Le président vedette du Rassemblement national français ne prendra la tête du gouvernement que si son parti remporte la majorité absolue au deuxième tour des élections législatives de dimanche, a signalé mardi la dirigeante d’extrême droite Marine Le Pen.
Le Rassemblement national, dirigé par le président du parti Jordan Bardella, a obtenu le plus grand nombre de voix au premier tour des élections législatives du 30 juin, mais pas suffisamment pour remporter la victoire globale.
En entrevue avec le diffuseur public France Inter, Mme LePen a prévenu que son parti «ne pouvait accepter d’aller au gouvernement (s’il ne peut) agir».
«Si on ne peut pas changer la politique qui est menée, si on ne peut pas agir, ce serait la pire des trahisons que nous pourrions faire à nos électeurs», a-t-elle ajouté.
Le premier tour de dimanche a propulsé le Rassemblement national plus près que jamais du gouvernement, mais a également laissé ouverte la possibilité que les électeurs puissent encore bloquer son chemin vers le pouvoir lors du deuxième et dernier tour, le 7 juillet.
Les opposants à Mme Le Pen au sein de l’alliance de gauche du Nouveau Front populaire ainsi que les centristes affaiblis du président Emmanuel Macron cherchent tous à priver l’extrême droite d’une majorité absolue en rassemblant leurs partisans dans une campagne aux enjeux élevés cette semaine.
Le Rassemblement national et ses alliés pourraient obtenir une majorité suffisante au Parlement lors du dernier tour dimanche. Mais ils pourraient aussi échouer, bloqués au dernier obstacle par des opposants qui espèrent toujours empêcher la formation du premier gouvernement d’extrême droite français depuis la Seconde Guerre mondiale.
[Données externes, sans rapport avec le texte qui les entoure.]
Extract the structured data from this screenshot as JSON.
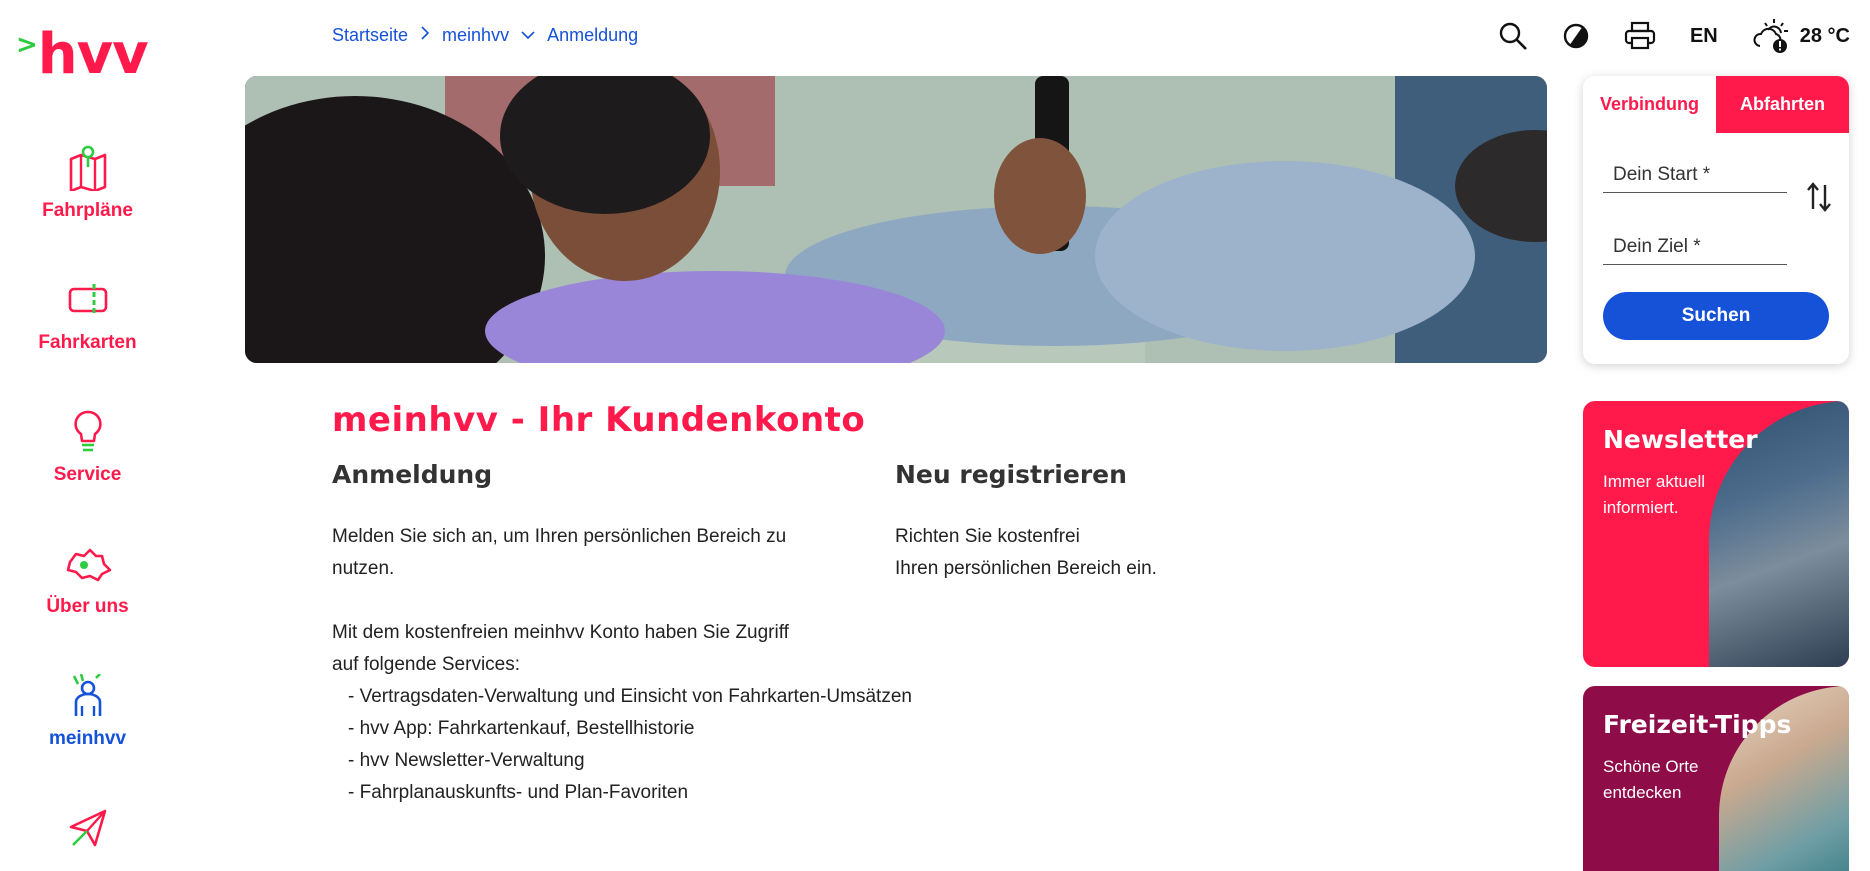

Les deux scénarios sont remplis d’incertitudes pour la France et son influence en Europe et au-delà.
Avec des enjeux élevés et des délais serrés, l’élection a éclipsé les préparatifs de Paris pour accueillir les Jeux olympiques, qui s’ouvriront dans moins d’un mois.
Pour bloquer l’ascension de l’extrême droite au gouvernement, certains candidats de gauche et du centre, qui n’avaient pas remporté la victoire au premier tour, mais étaient qualifiés pour le deuxième tour, se sont retirés. En se retirant, les opposants au Rassemblement national pourraient détourner les voix vers d’autres candidats mieux placés pour battre l’extrême droite, dimanche.
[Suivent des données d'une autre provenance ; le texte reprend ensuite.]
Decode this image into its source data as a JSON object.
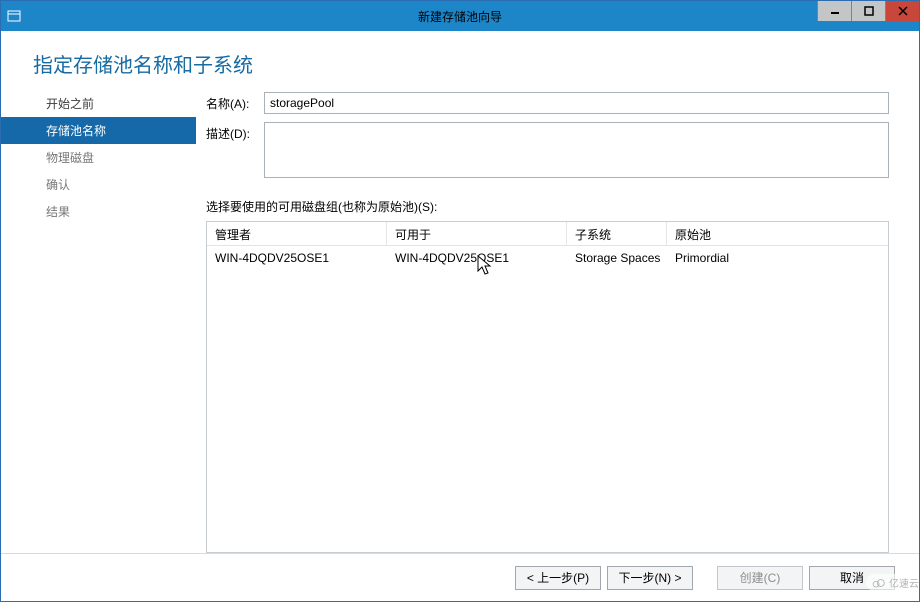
{
  "window": {
    "title": "新建存储池向导"
  },
  "heading": "指定存储池名称和子系统",
  "sidebar": {
    "items": [
      {
        "label": "开始之前",
        "state": "normal"
      },
      {
        "label": "存储池名称",
        "state": "active"
      },
      {
        "label": "物理磁盘",
        "state": "disabled"
      },
      {
        "label": "确认",
        "state": "disabled"
      },
      {
        "label": "结果",
        "state": "disabled"
      }
    ]
  },
  "form": {
    "name_label": "名称(A):",
    "name_value": "storagePool",
    "desc_label": "描述(D):",
    "desc_value": ""
  },
  "disk_group": {
    "label": "选择要使用的可用磁盘组(也称为原始池)(S):",
    "columns": [
      "管理者",
      "可用于",
      "子系统",
      "原始池"
    ],
    "rows": [
      {
        "c0": "WIN-4DQDV25OSE1",
        "c1": "WIN-4DQDV25OSE1",
        "c2": "Storage Spaces",
        "c3": "Primordial"
      }
    ]
  },
  "footer": {
    "prev": "< 上一步(P)",
    "next": "下一步(N) >",
    "create": "创建(C)",
    "cancel": "取消"
  },
  "watermark": "亿速云"
}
«On a un objectif aujourd’hui, ce n’est pas de majorité absolue pour le Rassemblement national», a affirmé François Ruffin, du parti d’extrême gauche La France Insoumise, qui fait partie de la nouvelle alliance du Nouveau Front populaire avec les verts, les socialistes et les communistes français.
Le pari du président
Emmanuel Macron a dissous l’Assemblée nationale et convoqué des élections anticipées le 9 juin, après une cuisante défaite face au Rassemblement national lors du vote pour le Parlement européen. Le président, profondément impopulaire et affaibli, a parié que l’extrême droite ne répéterait pas ce succès alors que le sort du pays est en jeu.
Mais le plan de M. Macron s’est retourné contre lui. Il est désormais accusé, même par des membres de son propre camp, d’avoir ouvert une porte au Rassemblement national en rappelant les électeurs aux urnes, surtout au moment où tant de gens sont en colère contre l’inflation, le coût de la vie, l’immigration et contre le président lui-même.
L’extrême droite a exploité la frustration des électeurs face à l’inflation et aux faibles revenus, ainsi que le sentiment que de nombreuses familles françaises sont laissées pour compte par la mondialisation. Le parti de Mme Le Pen a fait campagne sur un programme qui promettait d’augmenter le pouvoir d’achat des consommateurs, de réduire l’immigration et d’adopter une ligne plus dure à l’égard des règles de l’Union européenne.
Les opposants du Rassemblement national craignent pour les libertés civiles si le parti, qui a un passé de racisme, de xénophobie, d’antisémitisme et d’hostilité envers les musulmans de France, prend le pouvoir. Il prévoit renforcer les pouvoirs de la police et restreindre le droit des citoyens français ayant la double nationalité d’exercer certains métiers de la défense, de la sécurité et de l’industrie nucléaire.
M. Macron lui-même a averti que l’extrême droite pourrait mettre la France sur la voie de la guerre civile.